The end result was a 90 line core.clj file that handled the entire process: Get the input data, break it into chunks of 100, prepare the chunks to be used as POST XML bodies, process each chunk with clojure/core.async, extract the useful data from the chunked responses, flatten them, then generate a CSV file.

(ns soap-sync.core
  (:gen-class)
  (:require [clojure.core.async :refer [chan thread <!! >!! close!]]
            [soap-sync.csv :as csv]
            [soap-sync.xml-soap :as xs]
            [soap-sync.utils :refer [chunk-rows]]
            [clj-http.client :as client]))
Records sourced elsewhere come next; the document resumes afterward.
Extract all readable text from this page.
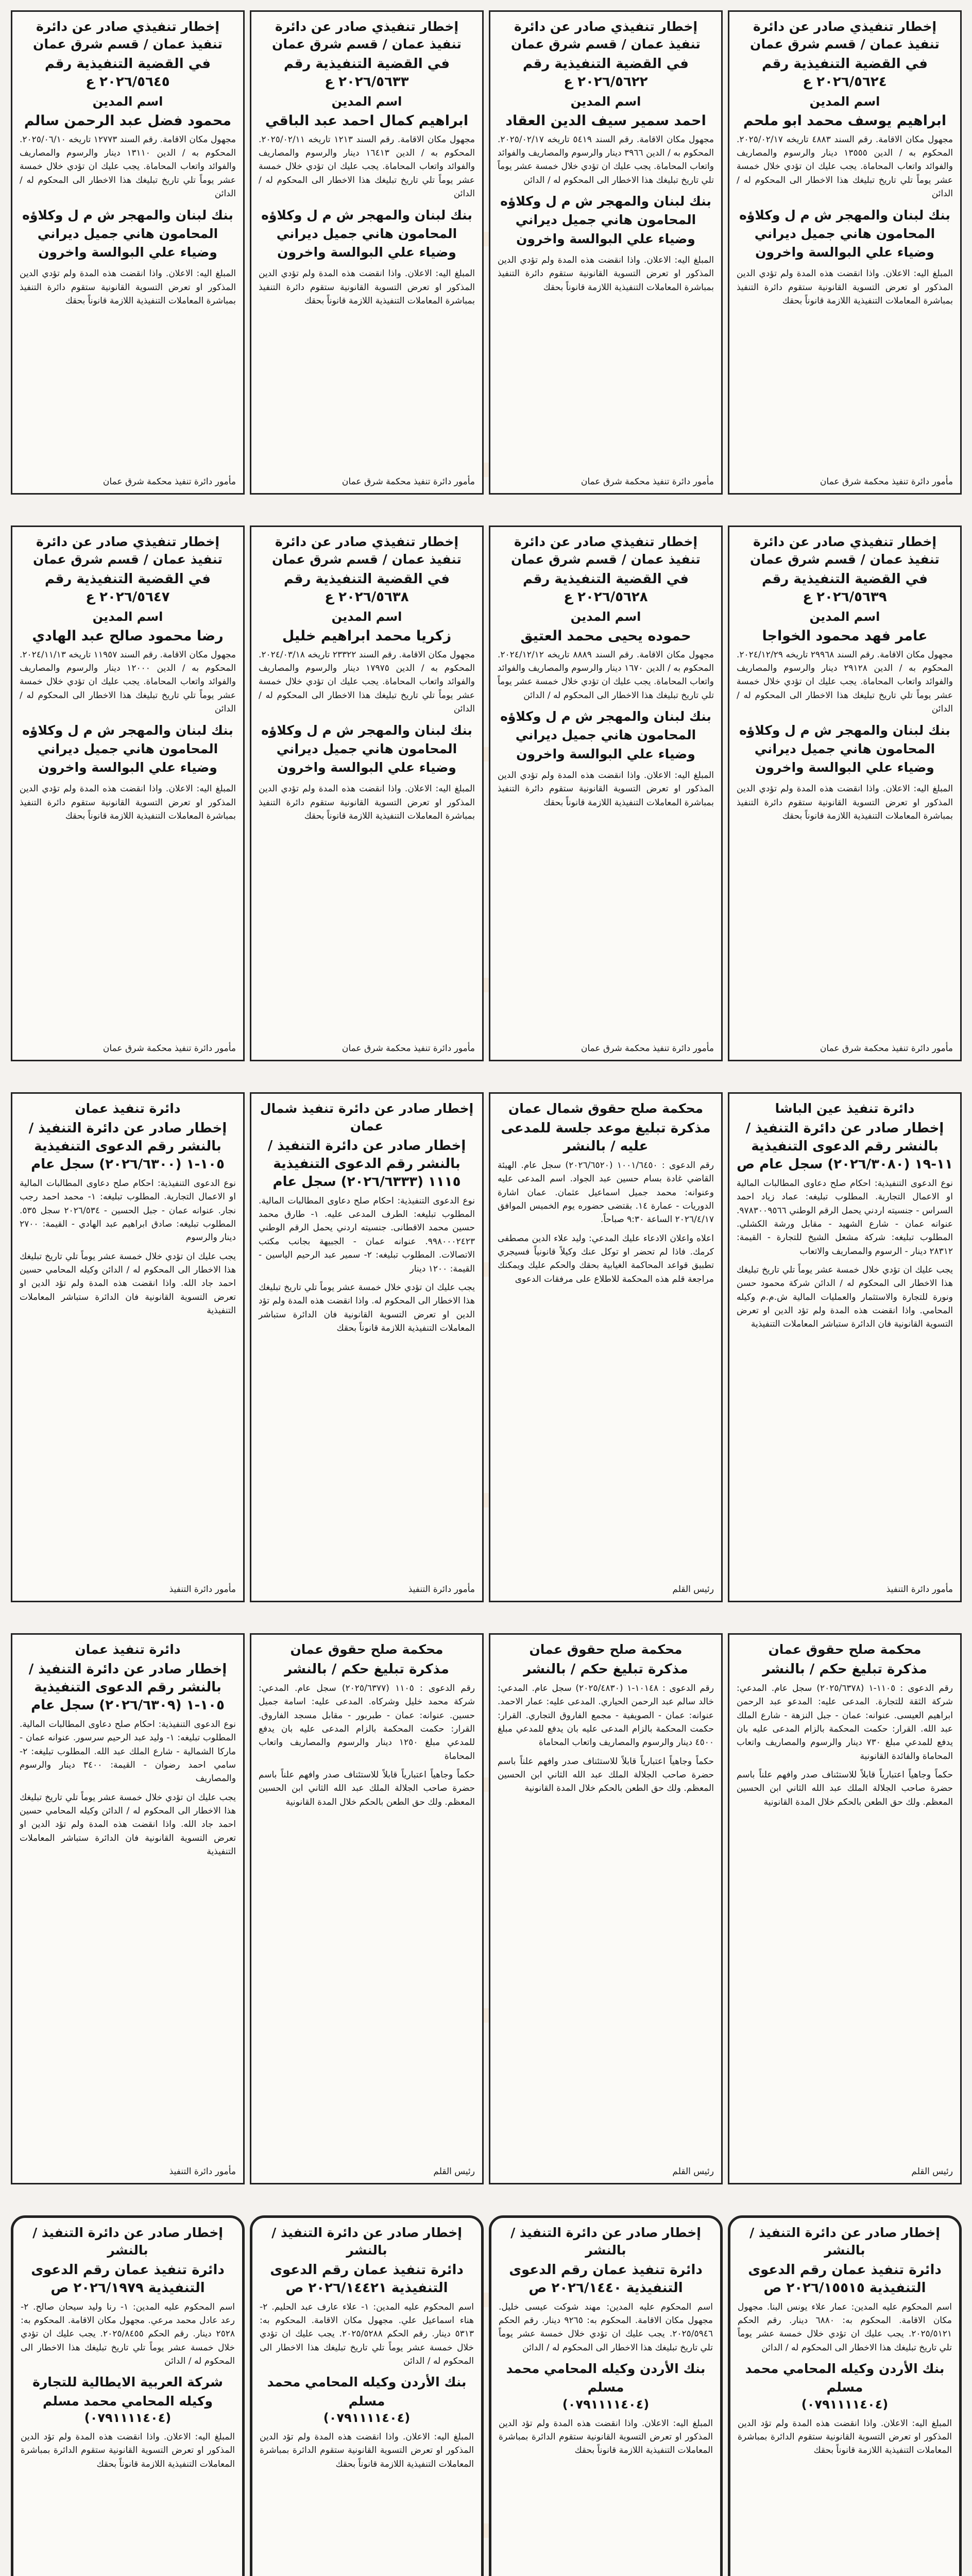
إخطار تنفيذي صادر عن دائرة تنفيذ عمان / قسم شرق عمان
في القضية التنفيذية رقم ٢٠٢٦/٥٦٢٤ ع
اسم المدين
ابراهيم يوسف محمد ابو ملحم
مجهول مكان الاقامة. رقم السند ٤٨٨٣ تاريخه ٢٠٢٥/٠٢/١٧. المحكوم به / الدين ١٣٥٥٥ دينار والرسوم والمصاريف والفوائد واتعاب المحاماة. يجب عليك ان تؤدي خلال خمسة عشر يوماً تلي تاريخ تبليغك هذا الاخطار الى المحكوم له / الدائن
بنك لبنان والمهجر ش م ل وكلاؤه المحامون هاني جميل ديراني وضياء علي البوالسة واخرون
المبلغ اليه: الاعلان. واذا انقضت هذه المدة ولم تؤدي الدين المذكور او تعرض التسوية القانونية ستقوم دائرة التنفيذ بمباشرة المعاملات التنفيذية اللازمة قانوناً بحقك
مأمور دائرة تنفيذ محكمة شرق عمان
إخطار تنفيذي صادر عن دائرة تنفيذ عمان / قسم شرق عمان
في القضية التنفيذية رقم ٢٠٢٦/٥٦٢٢ ع
اسم المدين
احمد سمير سيف الدين العقاد
مجهول مكان الاقامة. رقم السند ٥٤١٩ تاريخه ٢٠٢٥/٠٢/١٧. المحكوم به / الدين ٣٩٦٦ دينار والرسوم والمصاريف والفوائد واتعاب المحاماة. يجب عليك ان تؤدي خلال خمسة عشر يوماً تلي تاريخ تبليغك هذا الاخطار الى المحكوم له / الدائن
بنك لبنان والمهجر ش م ل وكلاؤه المحامون هاني جميل ديراني وضياء علي البوالسة واخرون
المبلغ اليه: الاعلان. واذا انقضت هذه المدة ولم تؤدي الدين المذكور او تعرض التسوية القانونية ستقوم دائرة التنفيذ بمباشرة المعاملات التنفيذية اللازمة قانوناً بحقك
مأمور دائرة تنفيذ محكمة شرق عمان
إخطار تنفيذي صادر عن دائرة تنفيذ عمان / قسم شرق عمان
في القضية التنفيذية رقم ٢٠٢٦/٥٦٣٣ ع
اسم المدين
ابراهيم كمال احمد عبد الباقي
مجهول مكان الاقامة. رقم السند ١٢١٣ تاريخه ٢٠٢٥/٠٢/١١. المحكوم به / الدين ١٦٤١٣ دينار والرسوم والمصاريف والفوائد واتعاب المحاماة. يجب عليك ان تؤدي خلال خمسة عشر يوماً تلي تاريخ تبليغك هذا الاخطار الى المحكوم له / الدائن
بنك لبنان والمهجر ش م ل وكلاؤه المحامون هاني جميل ديراني وضياء علي البوالسة واخرون
المبلغ اليه: الاعلان. واذا انقضت هذه المدة ولم تؤدي الدين المذكور او تعرض التسوية القانونية ستقوم دائرة التنفيذ بمباشرة المعاملات التنفيذية اللازمة قانوناً بحقك
مأمور دائرة تنفيذ محكمة شرق عمان
إخطار تنفيذي صادر عن دائرة تنفيذ عمان / قسم شرق عمان
في القضية التنفيذية رقم ٢٠٢٦/٥٦٤٥ ع
اسم المدين
محمود فضل عبد الرحمن سالم
مجهول مكان الاقامة. رقم السند ١٢٧٧٣ تاريخه ٢٠٢٥/٠٦/١٠. المحكوم به / الدين ١٣١١٠ دينار والرسوم والمصاريف والفوائد واتعاب المحاماة. يجب عليك ان تؤدي خلال خمسة عشر يوماً تلي تاريخ تبليغك هذا الاخطار الى المحكوم له / الدائن
بنك لبنان والمهجر ش م ل وكلاؤه المحامون هاني جميل ديراني وضياء علي البوالسة واخرون
المبلغ اليه: الاعلان. واذا انقضت هذه المدة ولم تؤدي الدين المذكور او تعرض التسوية القانونية ستقوم دائرة التنفيذ بمباشرة المعاملات التنفيذية اللازمة قانوناً بحقك
مأمور دائرة تنفيذ محكمة شرق عمان
إخطار تنفيذي صادر عن دائرة تنفيذ عمان / قسم شرق عمان
في القضية التنفيذية رقم ٢٠٢٦/٥٦٣٩ ع
اسم المدين
عامر فهد محمود الخواجا
مجهول مكان الاقامة. رقم السند ٢٩٩٦٨ تاريخه ٢٠٢٤/١٢/٢٩. المحكوم به / الدين ٢٩١٢٨ دينار والرسوم والمصاريف والفوائد واتعاب المحاماة. يجب عليك ان تؤدي خلال خمسة عشر يوماً تلي تاريخ تبليغك هذا الاخطار الى المحكوم له / الدائن
بنك لبنان والمهجر ش م ل وكلاؤه المحامون هاني جميل ديراني وضياء علي البوالسة واخرون
المبلغ اليه: الاعلان. واذا انقضت هذه المدة ولم تؤدي الدين المذكور او تعرض التسوية القانونية ستقوم دائرة التنفيذ بمباشرة المعاملات التنفيذية اللازمة قانوناً بحقك
مأمور دائرة تنفيذ محكمة شرق عمان
إخطار تنفيذي صادر عن دائرة تنفيذ عمان / قسم شرق عمان
في القضية التنفيذية رقم ٢٠٢٦/٥٦٢٨ ع
اسم المدين
حموده يحيى محمد العتيق
مجهول مكان الاقامة. رقم السند ٨٨٨٩ تاريخه ٢٠٢٤/١٢/١٢. المحكوم به / الدين ١٦٧٠ دينار والرسوم والمصاريف والفوائد واتعاب المحاماة. يجب عليك ان تؤدي خلال خمسة عشر يوماً تلي تاريخ تبليغك هذا الاخطار الى المحكوم له / الدائن
بنك لبنان والمهجر ش م ل وكلاؤه المحامون هاني جميل ديراني وضياء علي البوالسة واخرون
المبلغ اليه: الاعلان. واذا انقضت هذه المدة ولم تؤدي الدين المذكور او تعرض التسوية القانونية ستقوم دائرة التنفيذ بمباشرة المعاملات التنفيذية اللازمة قانوناً بحقك
مأمور دائرة تنفيذ محكمة شرق عمان
إخطار تنفيذي صادر عن دائرة تنفيذ عمان / قسم شرق عمان
في القضية التنفيذية رقم ٢٠٢٦/٥٦٣٨ ع
اسم المدين
زكريا محمد ابراهيم خليل
مجهول مكان الاقامة. رقم السند ٢٣٣٢٢ تاريخه ٢٠٢٤/٠٣/١٨. المحكوم به / الدين ١٧٩٧٥ دينار والرسوم والمصاريف والفوائد واتعاب المحاماة. يجب عليك ان تؤدي خلال خمسة عشر يوماً تلي تاريخ تبليغك هذا الاخطار الى المحكوم له / الدائن
بنك لبنان والمهجر ش م ل وكلاؤه المحامون هاني جميل ديراني وضياء علي البوالسة واخرون
المبلغ اليه: الاعلان. واذا انقضت هذه المدة ولم تؤدي الدين المذكور او تعرض التسوية القانونية ستقوم دائرة التنفيذ بمباشرة المعاملات التنفيذية اللازمة قانوناً بحقك
مأمور دائرة تنفيذ محكمة شرق عمان
إخطار تنفيذي صادر عن دائرة تنفيذ عمان / قسم شرق عمان
في القضية التنفيذية رقم ٢٠٢٦/٥٦٤٧ ع
اسم المدين
رضا محمود صالح عبد الهادي
مجهول مكان الاقامة. رقم السند ١١٩٥٧ تاريخه ٢٠٢٤/١١/١٣. المحكوم به / الدين ١٢٠٠٠ دينار والرسوم والمصاريف والفوائد واتعاب المحاماة. يجب عليك ان تؤدي خلال خمسة عشر يوماً تلي تاريخ تبليغك هذا الاخطار الى المحكوم له / الدائن
بنك لبنان والمهجر ش م ل وكلاؤه المحامون هاني جميل ديراني وضياء علي البوالسة واخرون
المبلغ اليه: الاعلان. واذا انقضت هذه المدة ولم تؤدي الدين المذكور او تعرض التسوية القانونية ستقوم دائرة التنفيذ بمباشرة المعاملات التنفيذية اللازمة قانوناً بحقك
مأمور دائرة تنفيذ محكمة شرق عمان
دائرة تنفيذ عين الباشا
إخطار صادر عن دائرة التنفيذ / بالنشر رقم الدعوى التنفيذية ١١-١٩ (٢٠٢٦/٣٠٨٠) سجل عام ص
نوع الدعوى التنفيذية: احكام صلح دعاوى المطالبات المالية او الاعمال التجارية. المطلوب تبليغه: عماد زياد احمد السراس - جنسيته اردني يحمل الرقم الوطني ٩٧٨٣٠٠٩٥٦٦. عنوانه عمان - شارع الشهيد - مقابل ورشة الكشلي. المطلوب تبليغه: شركة مشعل الشيخ للتجارة - القيمة: ٢٨٣١٢ دينار - الرسوم والمصاريف والاتعاب
يجب عليك ان تؤدي خلال خمسة عشر يوماً تلي تاريخ تبليغك هذا الاخطار الى المحكوم له / الدائن شركة محمود حسن ونورة للتجارة والاستثمار والعمليات المالية ش.م.م وكيله المحامي. واذا انقضت هذه المدة ولم تؤد الدين او تعرض التسوية القانونية فان الدائرة ستباشر المعاملات التنفيذية
مأمور دائرة التنفيذ
محكمة صلح حقوق شمال عمان
مذكرة تبليغ موعد جلسة للمدعى عليه / بالنشر
رقم الدعوى : ١٠٠١/٦٤٥٠ (٢٠٢٦/٦٥٢٠) سجل عام. الهيئة القاضي غادة بسام حسين عبد الجواد. اسم المدعى عليه وعنوانه: محمد جميل اسماعيل عثمان. عمان اشارة الدوريات - عمارة ١٤. بقتضى حضوره يوم الخميس الموافق ٢٠٢٦/٤/١٧ الساعة ٩:٣٠ صباحاً.
اعلاه واعلان الادعاء عليك المدعي: وليد علاء الدين مصطفى كرمك. فاذا لم تحضر او توكل عنك وكيلاً قانونياً فسيجري تطبيق قواعد المحاكمة الغيابية بحقك والحكم عليك ويمكنك مراجعة قلم هذه المحكمة للاطلاع على مرفقات الدعوى
رئيس القلم
إخطار صادر عن دائرة تنفيذ شمال عمان
إخطار صادر عن دائرة التنفيذ / بالنشر رقم الدعوى التنفيذية ١١١٥ (٢٠٢٦/٦٣٣٣) سجل عام
نوع الدعوى التنفيذية: احكام صلح دعاوى المطالبات المالية. المطلوب تبليغه: الطرف المدعى عليه. ١- طارق محمد حسين محمد الاقطانى. جنسيته اردني يحمل الرقم الوطني ٩٩٨٠٠٠٢٤٢٣. عنوانه عمان - الجبيهة بجانب مكتب الاتصالات. المطلوب تبليغه: ٢- سمير عبد الرحيم الياسين - القيمة: ١٢٠٠ دينار
يجب عليك ان تؤدي خلال خمسة عشر يوماً تلي تاريخ تبليغك هذا الاخطار الى المحكوم له. واذا انقضت هذه المدة ولم تؤد الدين او تعرض التسوية القانونية فان الدائرة ستباشر المعاملات التنفيذية اللازمة قانوناً بحقك
مأمور دائرة التنفيذ
دائرة تنفيذ عمان
إخطار صادر عن دائرة التنفيذ / بالنشر رقم الدعوى التنفيذية ١٠٥-١ (٢٠٢٦/٦٣٠٠) سجل عام
نوع الدعوى التنفيذية: احكام صلح دعاوى المطالبات المالية او الاعمال التجارية. المطلوب تبليغه: ١- محمد احمد رجب نجار. عنوانه عمان - جبل الحسين - ٢٠٢٦/٥٣٤ سجل ٥٣٥. المطلوب تبليغه: صادق ابراهيم عبد الهادي - القيمة: ٢٧٠٠ دينار والرسوم
يجب عليك ان تؤدي خلال خمسة عشر يوماً تلي تاريخ تبليغك هذا الاخطار الى المحكوم له / الدائن وكيله المحامي حسين احمد جاد الله. واذا انقضت هذه المدة ولم تؤد الدين او تعرض التسوية القانونية فان الدائرة ستباشر المعاملات التنفيذية
مأمور دائرة التنفيذ
محكمة صلح حقوق عمان
مذكرة تبليغ حكم / بالنشر
رقم الدعوى : ١١٠٥-١ (٢٠٢٥/٦٣٧٨) سجل عام. المدعي: شركة الثقة للتجارة. المدعى عليه: المدعو عبد الرحمن ابراهيم العيسى. عنوانه: عمان - جبل النزهة - شارع الملك عبد الله. القرار: حكمت المحكمة بالزام المدعى عليه بان يدفع للمدعي مبلغ ٧٣٠ دينار والرسوم والمصاريف واتعاب المحاماة والفائدة القانونية
حكماً وجاهياً اعتبارياً قابلاً للاستئناف صدر وافهم علناً باسم حضرة صاحب الجلالة الملك عبد الله الثاني ابن الحسين المعظم. ولك حق الطعن بالحكم خلال المدة القانونية
رئيس القلم
محكمة صلح حقوق عمان
مذكرة تبليغ حكم / بالنشر
رقم الدعوى : ١٠١٤٨-١ (٢٠٢٥/٤٨٣٠) سجل عام. المدعي: خالد سالم عبد الرحمن الحياري. المدعى عليه: عمار الاحمد. عنوانه: عمان - الصويفية - مجمع الفاروق التجاري. القرار: حكمت المحكمة بالزام المدعى عليه بان يدفع للمدعي مبلغ ٤٥٠٠ دينار والرسوم والمصاريف واتعاب المحاماة
حكماً وجاهياً اعتبارياً قابلاً للاستئناف صدر وافهم علناً باسم حضرة صاحب الجلالة الملك عبد الله الثاني ابن الحسين المعظم. ولك حق الطعن بالحكم خلال المدة القانونية
رئيس القلم
محكمة صلح حقوق عمان
مذكرة تبليغ حكم / بالنشر
رقم الدعوى : ١١٠٥ (٢٠٢٥/٦٣٧٧) سجل عام. المدعي: شركة محمد خليل وشركاه. المدعى عليه: اسامة جميل حسين. عنوانه: عمان - طبربور - مقابل مسجد الفاروق. القرار: حكمت المحكمة بالزام المدعى عليه بان يدفع للمدعي مبلغ ١٢٥٠ دينار والرسوم والمصاريف واتعاب المحاماة
حكماً وجاهياً اعتبارياً قابلاً للاستئناف صدر وافهم علناً باسم حضرة صاحب الجلالة الملك عبد الله الثاني ابن الحسين المعظم. ولك حق الطعن بالحكم خلال المدة القانونية
رئيس القلم
دائرة تنفيذ عمان
إخطار صادر عن دائرة التنفيذ / بالنشر رقم الدعوى التنفيذية ١٠٥-١ (٢٠٢٦/٦٣٠٩) سجل عام
نوع الدعوى التنفيذية: احكام صلح دعاوى المطالبات المالية. المطلوب تبليغه: ١- وليد عبد الرحيم سرسور. عنوانه عمان - ماركا الشمالية - شارع الملك عبد الله. المطلوب تبليغه: ٢- سامي احمد رضوان - القيمة: ٣٤٠٠ دينار والرسوم والمصاريف
يجب عليك ان تؤدي خلال خمسة عشر يوماً تلي تاريخ تبليغك هذا الاخطار الى المحكوم له / الدائن وكيله المحامي حسين احمد جاد الله. واذا انقضت هذه المدة ولم تؤد الدين او تعرض التسوية القانونية فان الدائرة ستباشر المعاملات التنفيذية
مأمور دائرة التنفيذ
إخطار صادر عن دائرة التنفيذ / بالنشر
دائرة تنفيذ عمان رقم الدعوى التنفيذية ٢٠٢٦/١٥٥١٥ ص
اسم المحكوم عليه المدين: عمار علاء يونس البنا. مجهول مكان الاقامة. المحكوم به: ٦٨٨٠ دينار. رقم الحكم ٢٠٢٥/٥١٢١. يجب عليك ان تؤدي خلال خمسة عشر يوماً تلي تاريخ تبليغك هذا الاخطار الى المحكوم له / الدائن
بنك الأردن وكيله المحامي محمد مسلم
(٠٧٩١١١١٤٠٤)
المبلغ اليه: الاعلان. واذا انقضت هذه المدة ولم تؤد الدين المذكور او تعرض التسوية القانونية ستقوم الدائرة بمباشرة المعاملات التنفيذية اللازمة قانوناً بحقك
إخطار صادر عن دائرة التنفيذ / بالنشر
دائرة تنفيذ عمان رقم الدعوى التنفيذية ٢٠٢٦/١٤٤٠ ص
اسم المحكوم عليه المدين: مهند شوكت عيسى خليل. مجهول مكان الاقامة. المحكوم به: ٩٢٦٥ دينار. رقم الحكم ٢٠٢٥/٥٩٤٦. يجب عليك ان تؤدي خلال خمسة عشر يوماً تلي تاريخ تبليغك هذا الاخطار الى المحكوم له / الدائن
بنك الأردن وكيله المحامي محمد مسلم
(٠٧٩١١١١٤٠٤)
المبلغ اليه: الاعلان. واذا انقضت هذه المدة ولم تؤد الدين المذكور او تعرض التسوية القانونية ستقوم الدائرة بمباشرة المعاملات التنفيذية اللازمة قانوناً بحقك
إخطار صادر عن دائرة التنفيذ / بالنشر
دائرة تنفيذ عمان رقم الدعوى التنفيذية ٢٠٢٦/١٤٤٢١ ص
اسم المحكوم عليه المدين: ١- علاء عارف عبد الحليم. ٢- هناء اسماعيل علي. مجهول مكان الاقامة. المحكوم به: ٥٣١٣ دينار. رقم الحكم ٢٠٢٥/٥٢٨٨. يجب عليك ان تؤدي خلال خمسة عشر يوماً تلي تاريخ تبليغك هذا الاخطار الى المحكوم له / الدائن
بنك الأردن وكيله المحامي محمد مسلم
(٠٧٩١١١١٤٠٤)
المبلغ اليه: الاعلان. واذا انقضت هذه المدة ولم تؤد الدين المذكور او تعرض التسوية القانونية ستقوم الدائرة بمباشرة المعاملات التنفيذية اللازمة قانوناً بحقك
إخطار صادر عن دائرة التنفيذ / بالنشر
دائرة تنفيذ عمان رقم الدعوى التنفيذية ٢٠٢٦/١٩٧٩ ص
اسم المحكوم عليه المدين: ١- رنا وليد سيحان صالح. ٢- رعد عادل محمد مرعي. مجهول مكان الاقامة. المحكوم به: ٢٥٢٨ دينار. رقم الحكم ٢٠٢٥/٨٤٥٥. يجب عليك ان تؤدي خلال خمسة عشر يوماً تلي تاريخ تبليغك هذا الاخطار الى المحكوم له / الدائن
شركة العربية الايطالية للتجارة وكيله المحامي محمد مسلم
(٠٧٩١١١١٤٠٤)
المبلغ اليه: الاعلان. واذا انقضت هذه المدة ولم تؤد الدين المذكور او تعرض التسوية القانونية ستقوم الدائرة بمباشرة المعاملات التنفيذية اللازمة قانوناً بحقك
(defn send-soap-request [action soap-envelope]
  (let [url (str (System/getenv "SERVICE_SITE")
                 "/webservices/client/V10/BCeIDService.asmx?WSDL")
        username (System/getenv "ACCOUNT_NAME")
        password (System/getenv "ACCOUNT_PASSWORD")
        headers {"SOAPAction"
                 (str (System/getenv "ACTION_ROOT") action)}]
    (client/post url
                 {:basic-auth [username password]
                  :headers headers
                  :body soap-envelope
                  :content-type "text/xml;charset=utf-8"
                  :throw-exceptions false})))

(defn extract-csv-row [[detail-list-item [guid bceid]]]
  (let [individual (first (xs/get-elements-by-tag-name
                            :individualIdentity detail-list-item))]
    [(->> detail-list-item
          (xs/get-element-by-tag-name :userId)
          xs/get-tag-value)
     (->> detail-list-item
          (xs/get-element-by-tag-name :guid)
          xs/get-tag-value)
     (->> individual
          (xs/get-element-by-tag-name :firstname)
          xs/get-tag-value)
     (->> individual
          (xs/get-element-by-tag-name :surname)
          xs/get-tag-value)
     (->> detail-list-item (xs/get-element-by-tag-name :failureCode)
          :content first)
     bceid
     guid]))

(defn prepare-callout [chunk]
  (let [ids (map #(list (get % "GUID")
                        (get % "BCeID")) chunk)]
    (-> ids
        xs/create-account-detail-list
        xs/create-soap-body
        xs/create-soap-envelope
        xs/to-string
        (vector ids))))

(defn process-api-callouts [callouts]
  (let [channel (chan)]
    (thread (doseq [[envelope ids] callouts]
              (>!! channel (vector (send-soap-request "getAccountDetailList" envelope)
                                   ids)))
            (close! channel))
    (loop [responses []
           callout 0]
      (if-let [[res ids] (<!! channel)]
        (do
          (println "Received response from callout " callout)
          (println "API Response Code: " (:status res))
          (recur (if-not (= 200 (:status res))
                   responses
                   (conj responses (vector (:body res) ids)))
                 (inc callout)))
        responses))))

(defn get-detail-list-presponse-item [[response, ids]]
  (map vector
       (xs/get-elements-by-tag-name :AccountDetailListResponseItem
                                    (xs/to-xml-map response))
       ids))

(defn generate-output-data [response-body]
  (into [] (concat
             [["User ID" "GUID" "First Name" "Last Name" "Failure Code"
               "Source BCeID" "Source GUID"]]
             (map extract-csv-row response-body))))

(defn -main []
  (let [api-responses (->> (chunk-rows 100 (csv/get-input-data))
                           (map prepare-callout)
                           process-api-callouts
                           (mapcat get-detail-list-presponse-item))]
    (csv/write-output-data (generate-output-data api-responses))))

Unfortunately this is such a niche use case that I doubt this tool will be useful for anybody but myself and my colleagues. If you're curious or want to steal pieces of it for your own project, the source code is on Github: https://github.com/bcgov/bceid-soap-sync

Closing thoughts

I really enjoy REPL (read-eval-print loop) driven development. It made the XML syntax tree easy to traverse in Emacs. You just have to evaluate a function call, then use cider-inspect-last-result and go play in the return value. I could also traverse the responses of my helper functions and figure out which adjustments I needed to make. Clojure really made this project go as smoothly as it could have.

In terms of CI/CD, with cloverage, I could write tests and get a pretty cool test coverage reports.

I really enjoyed working with Clojure and hope I get another important reason to use it again.